09Oct

The Treasury and the Ministry of Justice (MoJ) have launched their ‘call for evidence’ as they prepare to undertake a detailed review of the regulatory system claims management companies (CMCs) operate under.

With over 2,000 CMCs active in the market, and concerns growing over some companies’ unsolicited communications and other marketing practices, the number of spurious claims being submitted and the level of charges paid by customers, many believe it is high time the regulatory regime was overhauled. At present, CMCs are regulated by the Claims Management Regulator at the MoJ, and have a certain number of rules they need to follow. The MoJ can withdraw companies’ authorisation, levy fines or impose trading conditions on those that breach the rules, but the MoJ’s resources to supervise CMCs remain limited.

Comments are now invited from CMCs, trade associations, consumer groups and other interested parties. The deadline for submissions is November 13 2015.

Although the review process is still in its early stages, it seems certain that the final outcome will be a tougher regulatory environment. The Government press release regarding the call for evidence is headlined: “Clampdown on rogue claims management companies”; ministers are already openly speaking of imposing a charge cap; and the terms of reference of the review indicate that the options of bringing CMCs under the Financial Conduct Authority’s jurisdiction, or of creating a new independent regulator, are being considered.

Concerning the charge cap, CMCs might currently take more than a third of a customer’s compensation award in fees. The press release now speaks however of ensuring customers “receive the vast majority of any compensation paid and are not taken advantage of by those companies that may add very little to the claims process.” Upfront fees may be banned altogether.

Carol Brady, chairman of the Chartered Trading Standard Institutes board, will lead the review, and will report to the Treasury and the MoJ early in 2016.
Justice Minister Lord Faulks said:
“The government is taking action to make sure people aren’t having their time wasted or being taken advantage of by the greedy practices of some firms.

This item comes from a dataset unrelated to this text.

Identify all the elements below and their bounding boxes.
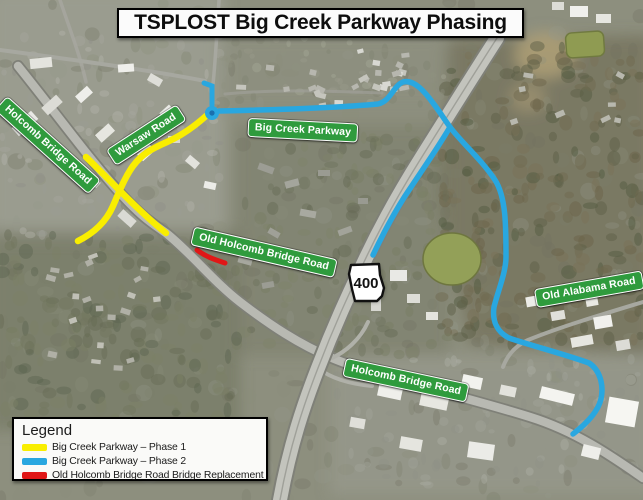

We want to be certain that we are doing all we can to get consumers a fairer deal and rid the industry of rogue behaviour.”
Economic Secretary to the Treasury, Harriett Baldwin MP, added:
“The government is clear – CMCs must be properly regulated. That is why we announced a wholesale review of the industry at the Summer Budget. We will not tolerate rogue behaviour.
“That is why today we are looking at how to ensure that consumers receive all of the money they are owed by capping the amount claims management companies can charge and cracking down on nuisance calls.”
Whatever the outcome of the review, the regulatory landscape for CMCs has changed significantly in recent years. Some of the changes that have already been announced include:

• A ban on personal injury referral fees
• New rules, with additional requirements regarding: investigating the merits of a potential claim, maintaining records, ensuring date from third parties is obtained legally and having competent staff and management
• Fines of up to 20% of a company’s turnover in case of misconduct
• The facility to refer CMC complaints to the Legal Ombudsman if clients disagree with the company’s resolution of the issue
• Making it easier to punish firms who make nuisance calls. Fines can now be imposed by the Information Commissioner’s Office simply because the communications cause ‘annoyance, inconvenience or anxiety’

The information shown in this article was correct at the time of publication. Articles are not routinely reviewed and as such are not updated. Please be aware the facts, circumstances or legal position may change after publication of the article.